Le Conseil supérieur de l’audiovisuel a demandé à la station de radio RMC (groupe NextRadioTV) de respecter la législation. Le CSA précise dans son courrier que l’activité d’Unibet, un groupe suédois dont les activités dans le jeu ont rapporté 123,4 millions d’euros brut en 2008, est illégale en France dans l’état actuel de la législation. La publicité en faveur de ces activités est également interdite à ce jour, précise le CSA. De son côté, RMC souhaite que tous les médias (audiovisuels, presse, Internet), soient traités sur un pied d’égalité. Constatant que la publicité en faveur des jeux en ligne autres que ceux organisés par l’Etat français fleurit sur Internet et se développe dans certains titres de presse, RMC a décidé d’ouvrir ses espaces publicitaires aux entreprises de jeux en ligne. La radio considère que rien ne justifie la différence de traitement entre Internet et la presse, d’une part, et les médias audiovisuels, d’autre part, a fortiori dans un marché publicitaire sinistré pour les radios. Pour sa part, Europe 1 a fait l’objet le 21 avril d’une mise en garde du CSA. La mise en garde est une mesure plus sévère que la simple lettre.

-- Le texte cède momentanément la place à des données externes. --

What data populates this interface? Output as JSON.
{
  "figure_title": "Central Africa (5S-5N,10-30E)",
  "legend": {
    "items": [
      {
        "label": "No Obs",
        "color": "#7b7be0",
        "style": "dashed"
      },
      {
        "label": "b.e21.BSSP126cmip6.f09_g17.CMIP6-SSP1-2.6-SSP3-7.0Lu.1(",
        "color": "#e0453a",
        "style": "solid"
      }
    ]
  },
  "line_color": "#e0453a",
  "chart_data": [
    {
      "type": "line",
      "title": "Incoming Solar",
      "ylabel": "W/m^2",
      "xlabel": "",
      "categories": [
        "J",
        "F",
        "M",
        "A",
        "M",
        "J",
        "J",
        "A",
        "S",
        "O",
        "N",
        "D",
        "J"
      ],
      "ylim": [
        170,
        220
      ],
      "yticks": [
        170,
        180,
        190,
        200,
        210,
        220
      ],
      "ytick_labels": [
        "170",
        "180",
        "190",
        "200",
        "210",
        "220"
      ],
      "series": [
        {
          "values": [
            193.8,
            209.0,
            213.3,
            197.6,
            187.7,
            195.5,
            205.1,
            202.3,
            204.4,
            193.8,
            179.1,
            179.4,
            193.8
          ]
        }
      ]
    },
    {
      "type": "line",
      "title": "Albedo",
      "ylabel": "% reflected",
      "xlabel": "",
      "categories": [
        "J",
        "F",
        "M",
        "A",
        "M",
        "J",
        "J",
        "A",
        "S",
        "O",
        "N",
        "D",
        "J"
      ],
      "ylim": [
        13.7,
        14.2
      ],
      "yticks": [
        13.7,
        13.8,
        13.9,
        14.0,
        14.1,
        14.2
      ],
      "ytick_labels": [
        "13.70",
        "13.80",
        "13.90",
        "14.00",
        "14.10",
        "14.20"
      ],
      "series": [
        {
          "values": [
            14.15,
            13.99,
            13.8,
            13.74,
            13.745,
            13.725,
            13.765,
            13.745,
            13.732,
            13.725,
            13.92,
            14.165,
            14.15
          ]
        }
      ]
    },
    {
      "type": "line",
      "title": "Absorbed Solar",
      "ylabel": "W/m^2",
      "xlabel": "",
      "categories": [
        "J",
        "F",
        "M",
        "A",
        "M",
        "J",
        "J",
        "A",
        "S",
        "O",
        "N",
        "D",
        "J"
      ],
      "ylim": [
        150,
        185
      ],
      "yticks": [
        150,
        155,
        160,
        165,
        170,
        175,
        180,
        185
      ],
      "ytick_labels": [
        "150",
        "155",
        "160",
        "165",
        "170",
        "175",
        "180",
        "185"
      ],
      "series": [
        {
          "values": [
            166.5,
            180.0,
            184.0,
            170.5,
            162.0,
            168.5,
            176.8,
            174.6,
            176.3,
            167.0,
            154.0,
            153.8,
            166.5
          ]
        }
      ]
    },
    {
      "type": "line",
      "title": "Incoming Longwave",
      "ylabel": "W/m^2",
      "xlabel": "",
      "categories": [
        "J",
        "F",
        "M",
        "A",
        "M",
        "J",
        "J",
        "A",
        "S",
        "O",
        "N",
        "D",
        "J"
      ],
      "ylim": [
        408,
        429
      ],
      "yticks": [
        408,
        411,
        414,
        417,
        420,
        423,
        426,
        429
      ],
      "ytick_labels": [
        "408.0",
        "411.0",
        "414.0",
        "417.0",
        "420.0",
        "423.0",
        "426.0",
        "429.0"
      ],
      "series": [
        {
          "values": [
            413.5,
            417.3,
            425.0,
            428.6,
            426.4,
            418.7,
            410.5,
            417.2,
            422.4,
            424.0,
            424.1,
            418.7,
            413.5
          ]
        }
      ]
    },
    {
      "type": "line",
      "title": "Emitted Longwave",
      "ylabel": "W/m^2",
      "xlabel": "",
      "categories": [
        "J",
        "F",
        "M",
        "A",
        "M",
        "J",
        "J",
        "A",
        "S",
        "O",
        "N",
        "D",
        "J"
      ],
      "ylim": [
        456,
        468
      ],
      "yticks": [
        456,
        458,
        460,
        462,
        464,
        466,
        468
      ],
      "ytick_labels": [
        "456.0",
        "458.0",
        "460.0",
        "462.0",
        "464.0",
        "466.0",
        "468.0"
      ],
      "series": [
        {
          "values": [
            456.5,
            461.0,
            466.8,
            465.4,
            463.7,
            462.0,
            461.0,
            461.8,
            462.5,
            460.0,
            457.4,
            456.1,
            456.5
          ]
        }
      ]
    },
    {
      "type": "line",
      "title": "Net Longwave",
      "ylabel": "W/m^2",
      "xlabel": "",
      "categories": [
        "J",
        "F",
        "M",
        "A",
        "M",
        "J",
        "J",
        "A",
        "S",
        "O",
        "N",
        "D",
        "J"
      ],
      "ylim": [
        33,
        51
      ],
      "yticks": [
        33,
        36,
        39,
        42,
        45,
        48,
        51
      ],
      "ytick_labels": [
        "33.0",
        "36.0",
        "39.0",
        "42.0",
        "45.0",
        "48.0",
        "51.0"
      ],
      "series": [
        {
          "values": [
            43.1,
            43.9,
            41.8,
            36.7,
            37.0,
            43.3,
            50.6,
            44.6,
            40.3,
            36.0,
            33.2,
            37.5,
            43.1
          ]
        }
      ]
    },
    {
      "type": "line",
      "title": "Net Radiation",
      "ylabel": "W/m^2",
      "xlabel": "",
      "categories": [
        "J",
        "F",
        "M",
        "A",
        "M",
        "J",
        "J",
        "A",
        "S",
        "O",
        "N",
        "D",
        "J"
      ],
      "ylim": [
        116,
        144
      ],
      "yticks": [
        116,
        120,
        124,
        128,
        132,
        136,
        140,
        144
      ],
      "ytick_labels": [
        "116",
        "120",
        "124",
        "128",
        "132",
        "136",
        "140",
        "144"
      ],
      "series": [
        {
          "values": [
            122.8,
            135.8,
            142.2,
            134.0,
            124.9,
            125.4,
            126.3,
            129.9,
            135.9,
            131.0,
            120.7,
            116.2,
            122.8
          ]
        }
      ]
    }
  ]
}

Comme on peut le voir, la campagne médiatique des sites de jeux en ligne est lancée. Soucieux de gagner la bataille de la notoriété et désireux de convaincre le maximum de parieurs, ces sites multiplient les partenariats avec les médias. Des médias d’autant plus ouverts à la discussion qu’ils sont soumis à un marché publicitaire en berne. Et si la manne ne sera pas aussi importante que celle déversée il y a trois ans par les nouveaux services de renseignements téléphoniques (les fameux 118) qui avaient dépensé quelque 200 millions d’euros en quelques mois pour nous convaincre de nous renseigner. Elle sera sûrement appréciée. Pour l’ouverture des paris en ligne, on prévoit un budget publicitaire de 100 millions d’euros. Un effort considérable si l’on considère le nombre d’internautes concernés par les jeux d’argent.
BetClic poursuit sa campagne

L’opérateur de paris sportifs et jeux en ligne BetClic a annoncé vendredi 24 avril vouloir poursuivre sa campagne de publicité dans les médias français et demande une égalité de traitement avec la Française des Jeux et le PMU. Dans une interview au Figaro, Isabelle Parize, directrice générale de Mangas Gaming, holding qui possède BetClic, confirme que la campagne de publicité, qui a débuté le week-end dernier sur Europe 1, se poursuit. Des pages de publicité ont été publiées jeudi dans les quotidiens gratuits Directmatin et Metro, sur le thème Jouons libre avec BetClic.

Le Figaro comportait également vendredi une publicité du site de paris sportifs, créé en 2005.

Bercy nous a fait part effectivement de son mécontentement, reconnaît Isabelle Parize qui assure être ni va-t-en-guerre, ni dans une approche revendicatrice. Elle demande simplement une égalité de traitement avec les monopoles, la Française des Jeux et le PMU, relevant que la FDJ a déjà signé des accords avec RTL, le quotidien gratuit 20 Minutes, Canal Plus et France 2. Nous avons besoin de faire connaître notre marque, plaide Mme Parize, ajoutant que les médias ont aussi besoin, en ces temps difficiles, de nouveaux annonceurs.

La responsable de Mangas Gaming, qui prévoit de réaliser 200 millions d’euros de produit brut des jeux en 2009, annonce que BetClic demandera une licence d’exploitation en France tout en dénonçant la taxation trop forte et le champ d’ouverture trop limité du projet de loi qui exclut tous les jeux de casino à l’exception du poker.